Batching & Parallelism in Computer Use

The release of 5.6 Sol has been all over the airwaves for the past few days, but one massive improvement flew under the radar for most people: Codex Computer Use and its two key features, **batching **and parallel operations.

But how exactly do these new techniques improve Computer Use (CU)?

Codex can’t tell us the secret, but open source can! pi-computer-use added batched actions in April 23 with v0.1.4, and @trycua’s cua driver has supported parallelism since **June 1 **with v0.5.0 - all before Codex did.

I’m the creator of pi-computer-use, and recently joined the cua-driver team, so let me share the secret computer use sauce :^)

The Event Loop in Computer Use

a simplified computer use event loop

a simplified computer use event loop

CU enables your agent to control apps on your computer, through a repeated three step process we’ll call the Computer Use Event Loop:

  • Observe (what the agent can see on your screen)

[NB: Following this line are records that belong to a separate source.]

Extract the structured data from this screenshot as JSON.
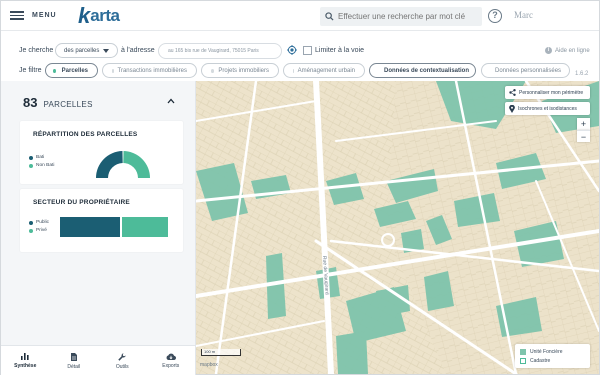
{
  "header": {
    "menu_label": "MENU",
    "logo_k": "k",
    "logo_rest": "arta",
    "search_placeholder": "Effectuer une recherche par mot clé",
    "help_icon_text": "?",
    "user_name": "Marc"
  },
  "search_bar": {
    "je_cherche_label": "Je cherche",
    "type_select": "des parcelles",
    "a_adresse_label": "à l'adresse",
    "address_value": "au 165 bis rue de Vaugirard, 75015 Paris",
    "limiter_label": "Limiter à la voie",
    "aide_label": "Aide en ligne"
  },
  "filters": {
    "label": "Je filtre",
    "items": [
      "Parcelles",
      "Transactions immobilières",
      "Projets immobiliers",
      "Aménagement urbain",
      "Données de contextualisation",
      "Données personnalisées"
    ],
    "version": "1.6.2"
  },
  "sidebar": {
    "count": "83",
    "count_label": "PARCELLES",
    "repartition": {
      "title": "RÉPARTITION DES PARCELLES",
      "legend": [
        {
          "label": "Bati",
          "color": "#1b5e73"
        },
        {
          "label": "Non Bati",
          "color": "#4dbb99"
        }
      ],
      "bati_share": 0.5
    },
    "secteur": {
      "title": "SECTEUR DU PROPRIÉTAIRE",
      "legend": [
        {
          "label": "Public",
          "color": "#1b5e73"
        },
        {
          "label": "Privé",
          "color": "#4dbb99"
        }
      ],
      "public_share": 0.56
    },
    "tabs": [
      {
        "label": "Synthèse",
        "icon": "bar-chart-icon"
      },
      {
        "label": "Détail",
        "icon": "document-icon"
      },
      {
        "label": "Outils",
        "icon": "wrench-icon"
      },
      {
        "label": "Exports",
        "icon": "cloud-download-icon"
      }
    ]
  },
  "map": {
    "perimeter_button": "Personnaliser mon périmètre",
    "isochrones_button": "Isochrones et isodistances",
    "zoom_in": "+",
    "zoom_out": "−",
    "scale_label": "100 m",
    "attribution": "mapbox",
    "street_label": "Rue de Vaugirard",
    "legend": [
      {
        "label": "Unité Foncière",
        "color": "#7fc4ac"
      },
      {
        "label": "Cadastre",
        "color": "#ffffff"
      }
    ]
  }
}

  • Think (what should the agent do, based on what it knows)

  • **Interact **(the action that agent takes on your app)

After every interaction, the agent has to observe the response from the app in question and tune its next response correctly. This made **Step 2 **the main bottleneck for CU: even if it was a simple action such as scrolling down the page, each scroll action required the agent to think once.

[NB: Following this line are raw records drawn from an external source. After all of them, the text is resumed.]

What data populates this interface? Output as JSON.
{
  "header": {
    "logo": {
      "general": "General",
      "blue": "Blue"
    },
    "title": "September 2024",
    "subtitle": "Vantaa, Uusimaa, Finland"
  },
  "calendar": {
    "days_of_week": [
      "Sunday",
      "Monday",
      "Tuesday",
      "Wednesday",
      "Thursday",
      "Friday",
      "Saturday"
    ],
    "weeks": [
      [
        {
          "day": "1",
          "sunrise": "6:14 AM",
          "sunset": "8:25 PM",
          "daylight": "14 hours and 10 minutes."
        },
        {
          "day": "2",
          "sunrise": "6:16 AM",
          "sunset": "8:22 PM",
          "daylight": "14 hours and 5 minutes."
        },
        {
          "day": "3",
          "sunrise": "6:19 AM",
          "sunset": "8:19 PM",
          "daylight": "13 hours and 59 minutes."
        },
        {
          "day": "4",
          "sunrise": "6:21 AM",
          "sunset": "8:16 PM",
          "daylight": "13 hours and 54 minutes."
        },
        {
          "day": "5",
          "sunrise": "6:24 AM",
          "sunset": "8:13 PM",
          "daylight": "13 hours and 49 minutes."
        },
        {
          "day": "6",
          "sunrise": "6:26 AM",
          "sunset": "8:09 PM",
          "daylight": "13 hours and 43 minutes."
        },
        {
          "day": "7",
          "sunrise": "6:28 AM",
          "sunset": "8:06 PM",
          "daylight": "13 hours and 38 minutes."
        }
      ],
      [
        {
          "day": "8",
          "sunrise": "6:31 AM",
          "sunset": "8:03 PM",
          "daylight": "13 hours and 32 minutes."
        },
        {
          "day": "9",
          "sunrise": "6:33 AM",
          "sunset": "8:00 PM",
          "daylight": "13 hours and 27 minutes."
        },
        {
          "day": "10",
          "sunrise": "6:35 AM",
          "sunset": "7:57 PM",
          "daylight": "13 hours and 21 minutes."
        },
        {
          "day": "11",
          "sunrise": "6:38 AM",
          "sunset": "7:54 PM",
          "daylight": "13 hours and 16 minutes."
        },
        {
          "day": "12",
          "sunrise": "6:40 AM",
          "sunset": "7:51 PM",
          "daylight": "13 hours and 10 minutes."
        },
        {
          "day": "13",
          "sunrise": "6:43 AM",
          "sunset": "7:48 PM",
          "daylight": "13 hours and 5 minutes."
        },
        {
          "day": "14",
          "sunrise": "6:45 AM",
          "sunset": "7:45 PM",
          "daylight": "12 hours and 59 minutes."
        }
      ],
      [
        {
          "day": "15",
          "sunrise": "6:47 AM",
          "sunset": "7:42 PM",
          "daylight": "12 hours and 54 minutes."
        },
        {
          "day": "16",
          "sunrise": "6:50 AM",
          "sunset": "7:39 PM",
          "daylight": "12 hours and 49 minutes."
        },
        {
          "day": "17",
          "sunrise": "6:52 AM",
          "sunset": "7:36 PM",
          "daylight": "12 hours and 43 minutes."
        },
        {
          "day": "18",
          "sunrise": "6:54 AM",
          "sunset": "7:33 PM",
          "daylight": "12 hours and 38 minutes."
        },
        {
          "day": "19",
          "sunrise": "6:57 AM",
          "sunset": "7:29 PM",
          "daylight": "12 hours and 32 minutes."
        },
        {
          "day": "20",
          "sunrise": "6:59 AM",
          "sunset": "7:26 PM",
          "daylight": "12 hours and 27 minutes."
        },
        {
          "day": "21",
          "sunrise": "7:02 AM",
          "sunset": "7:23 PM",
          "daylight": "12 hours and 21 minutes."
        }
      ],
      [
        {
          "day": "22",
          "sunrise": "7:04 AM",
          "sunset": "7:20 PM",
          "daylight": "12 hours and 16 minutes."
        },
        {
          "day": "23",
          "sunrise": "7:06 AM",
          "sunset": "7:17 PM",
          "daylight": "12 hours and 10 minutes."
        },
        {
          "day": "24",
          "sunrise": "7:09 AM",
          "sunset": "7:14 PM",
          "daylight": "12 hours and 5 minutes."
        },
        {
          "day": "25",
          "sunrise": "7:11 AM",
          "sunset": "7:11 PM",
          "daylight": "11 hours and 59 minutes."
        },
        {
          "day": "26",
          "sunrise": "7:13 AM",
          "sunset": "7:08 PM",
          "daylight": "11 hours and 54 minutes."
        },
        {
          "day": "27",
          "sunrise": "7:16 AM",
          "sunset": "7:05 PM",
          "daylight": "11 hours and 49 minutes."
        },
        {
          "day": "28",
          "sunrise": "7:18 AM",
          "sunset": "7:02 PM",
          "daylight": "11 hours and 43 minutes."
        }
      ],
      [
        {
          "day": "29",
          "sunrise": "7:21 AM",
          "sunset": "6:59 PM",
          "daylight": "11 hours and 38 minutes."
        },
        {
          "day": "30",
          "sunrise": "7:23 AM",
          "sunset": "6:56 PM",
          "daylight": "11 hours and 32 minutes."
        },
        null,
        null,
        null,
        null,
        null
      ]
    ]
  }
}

This had three main drawbacks: it was slow, expensive, and mean that the context of the model would fill up significantly faster for no benefit. So what if we could reserve the thinking for complex state changes and actions?

Batched Actions

sequential vs batched actions in pi-computer-use

sequential vs batched actions in pi-computer-use

Batched actions offer a straightforward improvement to this problem: combine simple actions together in a single model pass. For pi-computer-use, this was largely inspired by Pi Coding Agent’s multi-step edit tool.

In pi-computer-use, not only were multi-step processes cheaper (like clicking the next button multiple times), it improved agent adaptation: if the agent had previously struggled with a task in the thread, it could re-complete the same task later at a significantly better latency and accuracy.

in both parallel and sequential implementations of pi-computer-use, batching showed a ~59% improvement in latency.

in both parallel and sequential implementations of pi-computer-use, batching showed a ~59% improvement in latency.

An extension would be replayable actions, similar to Codex’s Record and Replay. I’m working on bringing that to pi-computer-use now!

Batching was a great first step, showing up to a 59.2% improvement in pi-computer-use. But there was still a key problem: it was sequential: if multiple agents need CU, they each have to wait their turn.

Parallel Operations

This is where parallel operations come in. Instead of only allowing one agent to use CU tools at a time, each agent working in parallel only needs to worry about the app that it’s currently modifying. Sounds simple enough, right?

The issue for pi-computer-use was that state was part of the loop: it had one implicit current UI state for the entire session, where one agent would have to wait for another to finish, even if they were using different apps.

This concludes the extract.